Banyaknya sampah dari industri mode ini pun meresahkan banyak pihak dan kemudian melahirkan sebuah gerakan yang disebut sustainable fashion demi menyelamatkan bumi dari sampah-sampah produk fesyen dan perilaku produsen tak bertanggung jawab.
Mengenal konsep sustainable fashion
Sustainable fashion atau mode berkelanjutan merupakan sebuah praktik yang beretika untuk menjaga lingkungan dan memiliki misi menyelamatkan bumi dari sampah-sampah industri mode yang tidak terurai dan perilaku produsen tak bertanggung jawab yang menjalankan konsep fast fashion.
Fast fashion ini memang dinilai merisaukan karena banyak orang dengan mudah membeli pakaian dengan harga murah, desainnya pun begitu cepat diperbarui dan mengikuti tren mode. Dampaknya tak sepele, mereka menggunakan pewarna kain murah yang berbahaya bagi lingkungan, ditambah dengan penggunaan material yang sulit terurai.
Dampak-dampak dari fast fashion inilah yang membuat banyak pekerja industri mode mulai mempelajari konsep sustainable fashion untuk menjadikan industri mode lebih beretika terhadap lingkungan dan mendukung kelangsungan hidup para pekerja yang terlibat dalam proses produksi.
Konsep ini diterapkan dengan bertanggung jawab kepada konsumen dengan menyediakan pakaian dan asesori yang ramah di kulit, pun dilakukan dengan tidak memberi dampak buruk bagi lingkungan, dengan melakukan produksi yang tidak mengotori alam, juga etika pada para pekerja hingga proses pemasaran dan distribusi.
Belakangan ini, banyak desainer yang melakukan eksperimen dengan bahan ramah lingkungan. Namun, tentunya ada pilihan lain yang lebih murah dengan membeli pakaian bekas dengan kondisi layak pakai. Kini, kegiatan membeli pakaian bekas pun mulai mengetren di kalangan anak muda. Di Jakarta misalnya, Pasar Senen dan Pasar Metro Atom menjadi surga untuk berburu pakaian vintage.
Baca Juga: Begini Cara Merubah Hobimu Menjadi Sumber Pendapatan
Fakta tentang limbah industri mode
Industri mode faktanya menyumbang banyak sampah. Sebagai contoh, Amerika Serikat (AS) menghasilkan lebih dari 17 juta ton limbah tekstil setiap tahun. Sekitar 85 persen dari semua tekstil yang dibuang di AS, sekitar 13 juta ton pada tahun 2017, dibuang ke tempat pembuangan akhir atau dibakar.

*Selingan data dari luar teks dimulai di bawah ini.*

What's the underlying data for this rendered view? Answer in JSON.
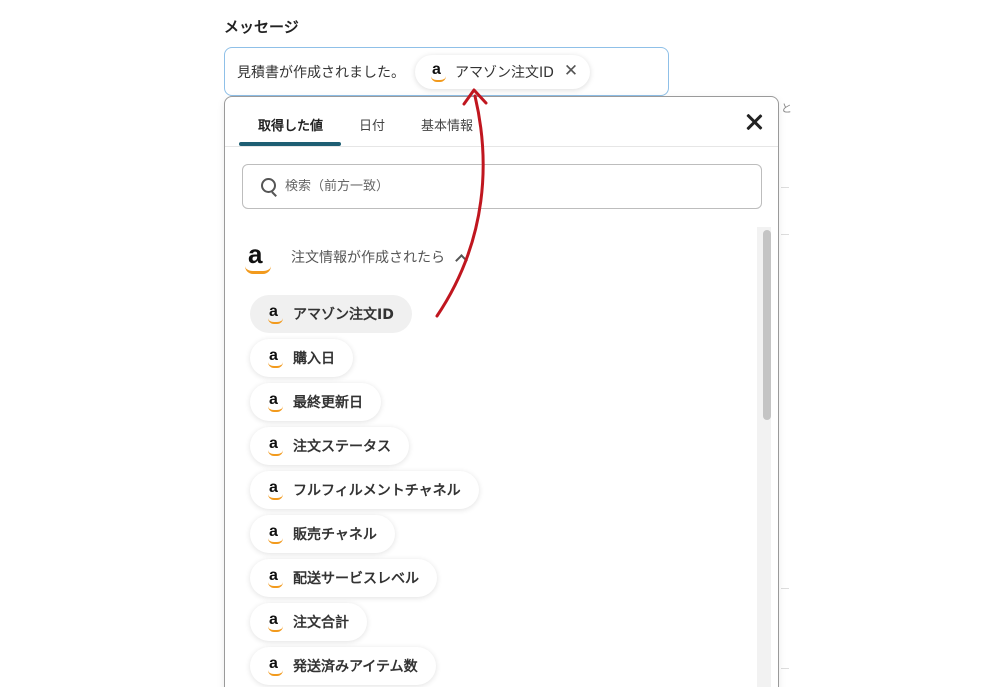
{
  "message": {
    "label": "メッセージ",
    "text": "見積書が作成されました。",
    "token_label": "アマゾン注文ID",
    "token_close": "✕"
  },
  "side": {
    "char": "と"
  },
  "panel": {
    "tabs": [
      {
        "label": "取得した値",
        "active": true
      },
      {
        "label": "日付",
        "active": false
      },
      {
        "label": "基本情報",
        "active": false
      }
    ],
    "search_placeholder": "検索（前方一致）",
    "group_label": "注文情報が作成されたら",
    "items": [
      {
        "label": "アマゾン注文ID",
        "highlighted": true
      },
      {
        "label": "購入日"
      },
      {
        "label": "最終更新日"
      },
      {
        "label": "注文ステータス"
      },
      {
        "label": "フルフィルメントチャネル"
      },
      {
        "label": "販売チャネル"
      },
      {
        "label": "配送サービスレベル"
      },
      {
        "label": "注文合計"
      },
      {
        "label": "発送済みアイテム数"
      }
    ]
  },
  "colors": {
    "accent": "#1d5e73",
    "field_border": "#8fc0e8",
    "arrow": "#c0161f",
    "amazon_smile": "#f29a1d"
  }
}
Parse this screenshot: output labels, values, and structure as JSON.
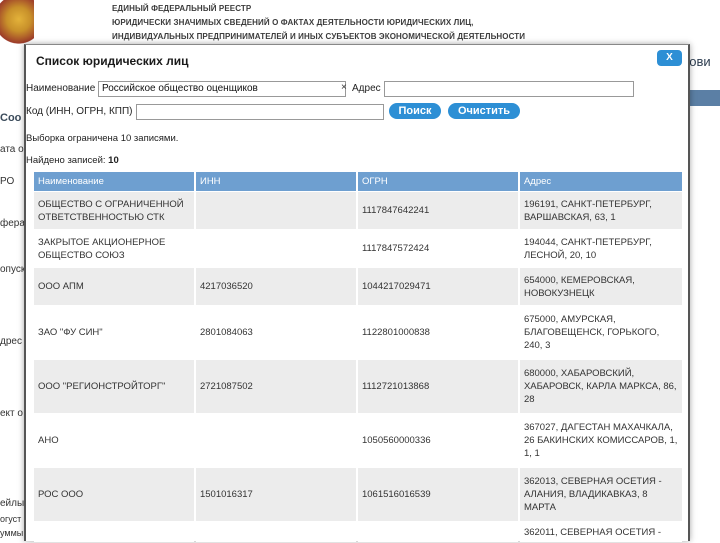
{
  "background": {
    "registry_lines": [
      "ЕДИНЫЙ ФЕДЕРАЛЬНЫЙ РЕЕСТР",
      "ЮРИДИЧЕСКИ ЗНАЧИМЫХ СВЕДЕНИЙ О ФАКТАХ ДЕЯТЕЛЬНОСТИ ЮРИДИЧЕСКИХ ЛИЦ,",
      "ИНДИВИДУАЛЬНЫХ ПРЕДПРИНИМАТЕЛЕЙ И ИНЫХ СУБЪЕКТОВ ЭКОНОМИЧЕСКОЙ ДЕЯТЕЛЬНОСТИ"
    ],
    "left_fragments": [
      "Соо",
      "ата о",
      "РО",
      "фера",
      "опуск",
      "дрес",
      "ект о",
      "ейлы",
      "огуст",
      "уммы"
    ],
    "right_title": "рови"
  },
  "modal": {
    "title": "Список юридических лиц",
    "close_label": "X",
    "name_label": "Наименование",
    "name_value": "Российское общество оценщиков",
    "clear_glyph": "×",
    "address_label": "Адрес",
    "address_value": "",
    "code_label": "Код (ИНН, ОГРН, КПП)",
    "code_value": "",
    "search_button": "Поиск",
    "clear_button": "Очистить",
    "limit_note": "Выборка ограничена 10 записями.",
    "found_label": "Найдено записей:",
    "found_count": "10"
  },
  "table": {
    "columns": [
      "Наименование",
      "ИНН",
      "ОГРН",
      "Адрес"
    ],
    "rows": [
      {
        "name": "ОБЩЕСТВО С ОГРАНИЧЕННОЙ ОТВЕТСТВЕННОСТЬЮ СТК",
        "inn": "",
        "ogrn": "1117847642241",
        "address": "196191, САНКТ-ПЕТЕРБУРГ, ВАРШАВСКАЯ, 63, 1"
      },
      {
        "name": "ЗАКРЫТОЕ АКЦИОНЕРНОЕ ОБЩЕСТВО СОЮЗ",
        "inn": "",
        "ogrn": "1117847572424",
        "address": "194044, САНКТ-ПЕТЕРБУРГ, ЛЕСНОЙ, 20, 10"
      },
      {
        "name": "ООО АПМ",
        "inn": "4217036520",
        "ogrn": "1044217029471",
        "address": "654000, КЕМЕРОВСКАЯ, НОВОКУЗНЕЦК"
      },
      {
        "name": "ЗАО \"ФУ СИН\"",
        "inn": "2801084063",
        "ogrn": "1122801000838",
        "address": "675000, АМУРСКАЯ, БЛАГОВЕЩЕНСК, ГОРЬКОГО, 240, 3"
      },
      {
        "name": "ООО \"РЕГИОНСТРОЙТОРГ\"",
        "inn": "2721087502",
        "ogrn": "1112721013868",
        "address": "680000, ХАБАРОВСКИЙ, ХАБАРОВСК, КАРЛА МАРКСА, 86, 28"
      },
      {
        "name": "АНО",
        "inn": "",
        "ogrn": "1050560000336",
        "address": "367027, ДАГЕСТАН МАХАЧКАЛА, 26 БАКИНСКИХ КОМИССАРОВ, 1, 1, 1"
      },
      {
        "name": "РОС ООО",
        "inn": "1501016317",
        "ogrn": "1061516016539",
        "address": "362013, СЕВЕРНАЯ ОСЕТИЯ - АЛАНИЯ, ВЛАДИКАВКАЗ, 8 МАРТА"
      },
      {
        "name": "",
        "inn": "",
        "ogrn": "",
        "address": "362011, СЕВЕРНАЯ ОСЕТИЯ -"
      }
    ]
  }
}
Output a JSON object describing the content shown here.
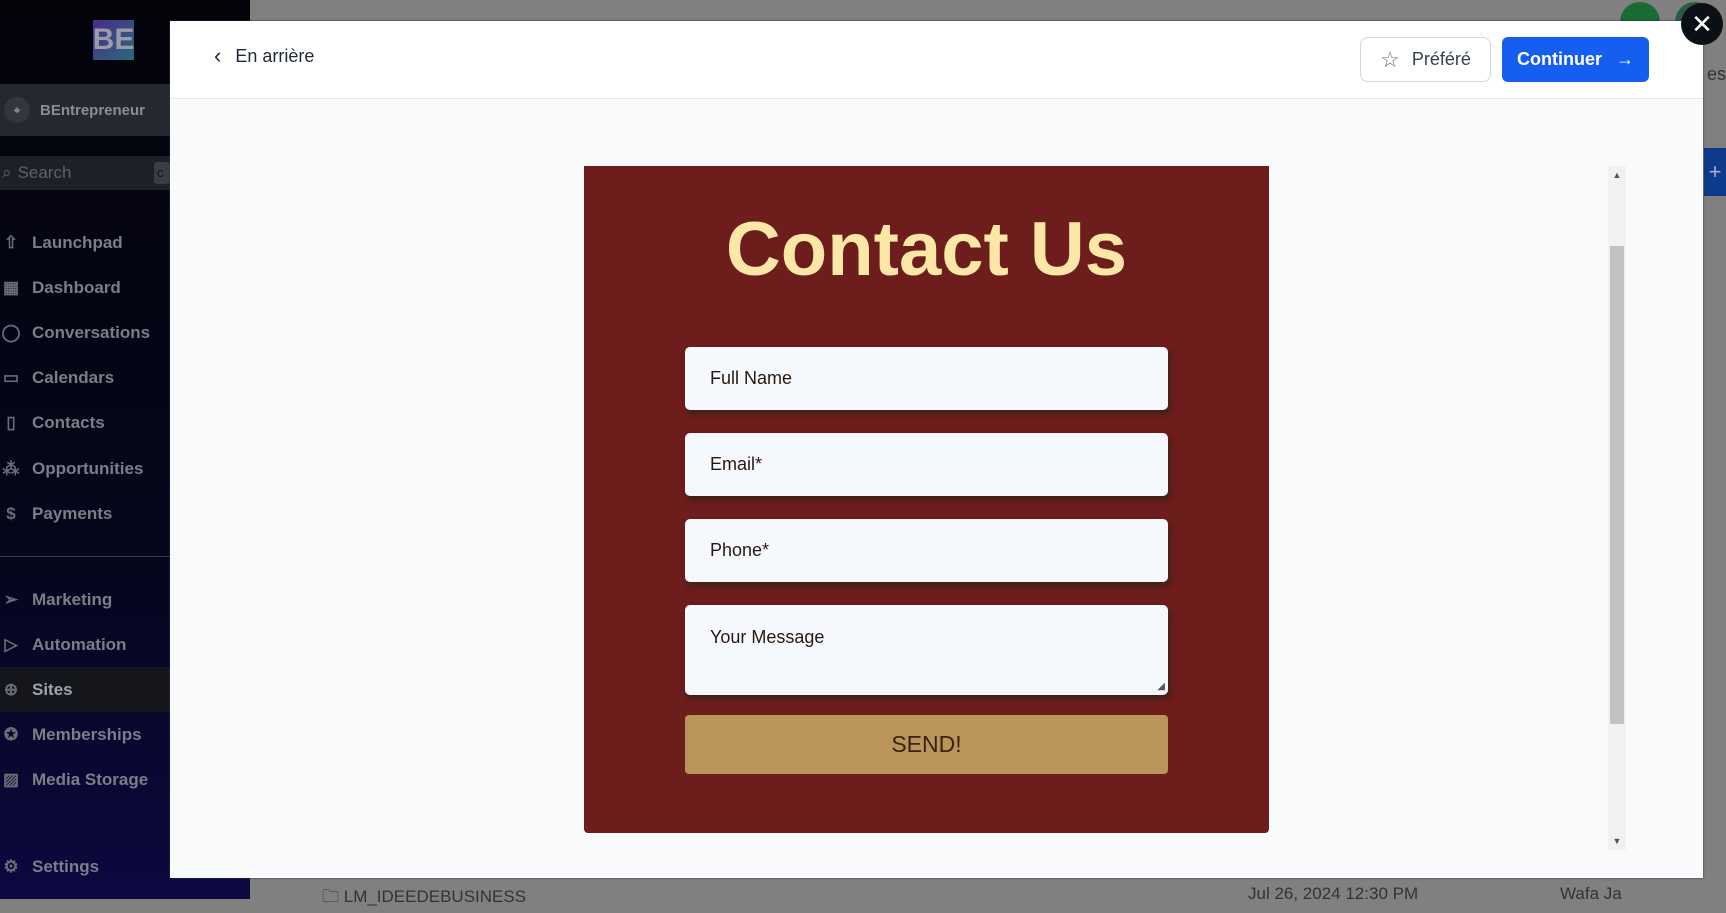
{
  "sidebar": {
    "logo": "BE",
    "account": "BEntrepreneur",
    "search_placeholder": "Search",
    "search_shortcut": "c",
    "items": [
      {
        "label": "Launchpad",
        "icon": "launchpad-icon"
      },
      {
        "label": "Dashboard",
        "icon": "dashboard-icon"
      },
      {
        "label": "Conversations",
        "icon": "chat-icon"
      },
      {
        "label": "Calendars",
        "icon": "calendar-icon"
      },
      {
        "label": "Contacts",
        "icon": "contacts-icon"
      },
      {
        "label": "Opportunities",
        "icon": "opportunities-icon"
      },
      {
        "label": "Payments",
        "icon": "payments-icon"
      },
      {
        "label": "Marketing",
        "icon": "send-icon"
      },
      {
        "label": "Automation",
        "icon": "automation-icon"
      },
      {
        "label": "Sites",
        "icon": "sites-icon",
        "active": true
      },
      {
        "label": "Memberships",
        "icon": "badge-icon"
      },
      {
        "label": "Media Storage",
        "icon": "image-icon"
      },
      {
        "label": "Settings",
        "icon": "gear-icon"
      }
    ]
  },
  "background": {
    "top_right_text": "es",
    "row_name": "LM_IDEEDEBUSINESS",
    "row_date": "Jul 26, 2024 12:30 PM",
    "row_user": "Wafa Ja"
  },
  "modal": {
    "back_label": "En arrière",
    "favorite_label": "Préféré",
    "continue_label": "Continuer",
    "preview": {
      "title": "Contact Us",
      "fields": [
        "Full Name",
        "Email*",
        "Phone*"
      ],
      "message_placeholder": "Your Message",
      "submit_label": "SEND!",
      "colors": {
        "background": "#6d1d1b",
        "title": "#fde7a6",
        "button": "#bb9459"
      }
    }
  },
  "colors": {
    "primary": "#155eef"
  }
}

Rata-rata orang AS membuang sekitar 37 kilogram pakaian setiap tahun. Secara global, diperkirakan 92 juta ton limbah tekstil dihasilkan setiap tahun. Pada tahun 2030, diperkirakan jumlahnya akan lebih dari 134 juta ton limbah tekstil per tahun.

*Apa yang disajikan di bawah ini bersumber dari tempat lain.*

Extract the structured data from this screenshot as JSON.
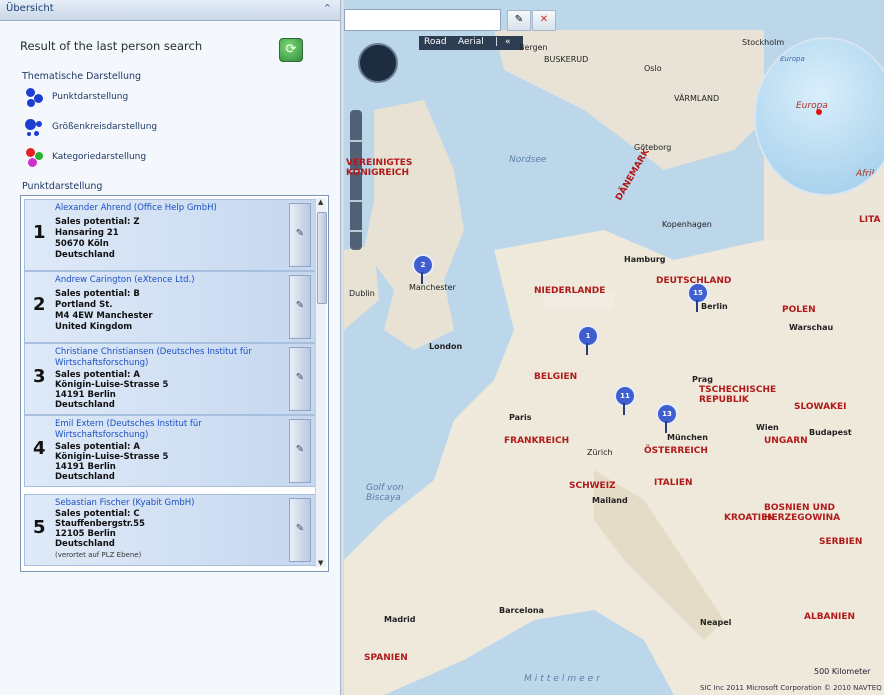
{
  "panel": {
    "title": "Übersicht",
    "result_title": "Result of the last person search",
    "thematic_title": "Thematische Darstellung",
    "viz_items": [
      {
        "label": "Punktdarstellung",
        "icon": "dot-chart-icon"
      },
      {
        "label": "Größenkreisdarstellung",
        "icon": "bubble-chart-icon"
      },
      {
        "label": "Kategoriedarstellung",
        "icon": "category-chart-icon"
      }
    ],
    "list_title": "Punktdarstellung",
    "items": [
      {
        "num": "1",
        "name": "Alexander Ahrend (Office Help GmbH)",
        "lines": [
          "Sales potential: Z",
          "Hansaring 21",
          "50670 Köln",
          "Deutschland"
        ]
      },
      {
        "num": "2",
        "name": "Andrew Carington (eXtence Ltd.)",
        "lines": [
          "Sales potential: B",
          "Portland St.",
          "M4 4EW Manchester",
          "United Kingdom"
        ]
      },
      {
        "num": "3",
        "name": "Christiane Christiansen (Deutsches Institut für Wirtschaftsforschung)",
        "lines": [
          "Sales potential: A",
          "Königin-Luise-Strasse 5",
          "14191 Berlin",
          "Deutschland"
        ]
      },
      {
        "num": "4",
        "name": "Emil Extern (Deutsches Institut für Wirtschaftsforschung)",
        "lines": [
          "Sales potential: A",
          "Königin-Luise-Strasse 5",
          "14191 Berlin",
          "Deutschland"
        ]
      },
      {
        "num": "5",
        "name": "Sebastian Fischer (Kyabit GmbH)",
        "lines": [
          "Sales potential: C",
          "Stauffenbergstr.55",
          "12105 Berlin",
          "Deutschland"
        ],
        "note": "(verortet auf PLZ Ebene)"
      }
    ]
  },
  "map": {
    "view_road": "Road",
    "view_aerial": "Aerial",
    "view_separator": "|",
    "collapse_label": "«",
    "pins": [
      "2",
      "15",
      "1",
      "11",
      "13"
    ],
    "labels": [
      {
        "text": "Bergen",
        "type": "city"
      },
      {
        "text": "BUSKERUD",
        "type": "region"
      },
      {
        "text": "Oslo",
        "type": "city"
      },
      {
        "text": "VÄRMLAND",
        "type": "region"
      },
      {
        "text": "Göteborg",
        "type": "city"
      },
      {
        "text": "Nordsee",
        "type": "sea"
      },
      {
        "text": "DEUTSCHLAND",
        "type": "country"
      },
      {
        "text": "NIEDERLANDE",
        "type": "country"
      },
      {
        "text": "BELGIEN",
        "type": "country"
      },
      {
        "text": "FRANKREICH",
        "type": "country"
      },
      {
        "text": "SCHWEIZ",
        "type": "country"
      },
      {
        "text": "ÖSTERREICH",
        "type": "country"
      },
      {
        "text": "ITALIEN",
        "type": "country"
      },
      {
        "text": "TSCHECHISCHE REPUBLIK",
        "type": "country"
      },
      {
        "text": "POLEN",
        "type": "country"
      },
      {
        "text": "UNGARN",
        "type": "country"
      },
      {
        "text": "KROATIEN",
        "type": "country"
      },
      {
        "text": "BOSNIEN UND HERZEGOWINA",
        "type": "country"
      },
      {
        "text": "SERBIEN",
        "type": "country"
      },
      {
        "text": "SLOWAKEI",
        "type": "country"
      },
      {
        "text": "LITA",
        "type": "country"
      },
      {
        "text": "DÄNEMARK",
        "type": "country"
      },
      {
        "text": "VEREINIGTES KÖNIGREICH",
        "type": "country"
      },
      {
        "text": "SPANIEN",
        "type": "country"
      },
      {
        "text": "ALBANIEN",
        "type": "country"
      },
      {
        "text": "London",
        "type": "city"
      },
      {
        "text": "Paris",
        "type": "city"
      },
      {
        "text": "Berlin",
        "type": "city"
      },
      {
        "text": "Hamburg",
        "type": "city"
      },
      {
        "text": "München",
        "type": "city"
      },
      {
        "text": "Wien",
        "type": "city"
      },
      {
        "text": "Prag",
        "type": "city"
      },
      {
        "text": "Warschau",
        "type": "city"
      },
      {
        "text": "Manchester",
        "type": "city"
      },
      {
        "text": "Dublin",
        "type": "city"
      },
      {
        "text": "Zürich",
        "type": "city"
      },
      {
        "text": "Mailand",
        "type": "city"
      },
      {
        "text": "Barcelona",
        "type": "city"
      },
      {
        "text": "Madrid",
        "type": "city"
      },
      {
        "text": "Neapel",
        "type": "city"
      },
      {
        "text": "Budapest",
        "type": "city"
      },
      {
        "text": "Stockholm",
        "type": "city"
      },
      {
        "text": "Kopenhagen",
        "type": "city"
      },
      {
        "text": "Mittelmeer",
        "type": "sea"
      },
      {
        "text": "Golf von Biscaya",
        "type": "sea"
      },
      {
        "text": "Europäisches Nordmeer",
        "type": "sea"
      },
      {
        "text": "Europa",
        "type": "region"
      },
      {
        "text": "Afrika",
        "type": "region"
      }
    ],
    "scale": "500 Kilometer",
    "copyright": "SIC Inc 2011 Microsoft Corporation  © 2010 NAVTEQ"
  }
}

Begitu pakaian dibuang ke tempat sampah, dan berakhir di tempat pembuangan, perlu diketahui bahwa proses penguraiannya bisa membutuhkan waktu hingga puluhan tahun. Dalam prosesnya, sampah akan mengeluarkan gas rumah kaca, memancarkan metana, serta mencemari tanah dan air.

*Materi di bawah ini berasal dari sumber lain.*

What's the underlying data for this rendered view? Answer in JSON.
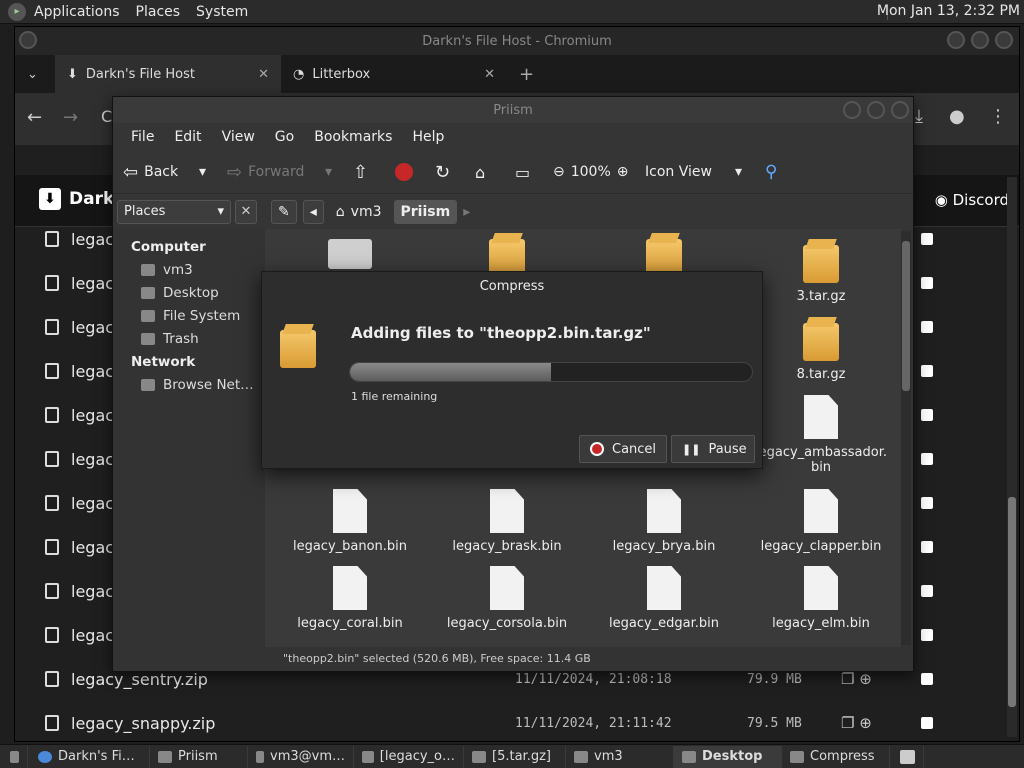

Industri mode bertanggung jawab atas 10 persen dari seluruh emisi gas rumah kaca. Produksi tekstil saja diperkirakan mepelaskan 1,2 miliar ton gas rumah kaca ke atmosfer setiap tahun.
Jangan lupakan fakta bahwa dibutuhkan sejumlah besar air dalam produksi pakaian yang juga berkontribusi pada 20 persen limbah. Untuk menghasilkan sebuah kaus dan celana jin, dibutuhkan air sebanyak 5.000 galon dan ini menjadi salah satu penyebab terbesar pencemaran serta pemborosan air.
Di Jakarta sendiri, diansir dari kompas, National Geographic (Maret, 2020) mencatat bahwa dari 57 persen sampah yang ada, 8,2 persennya merupakan limbah tekstil.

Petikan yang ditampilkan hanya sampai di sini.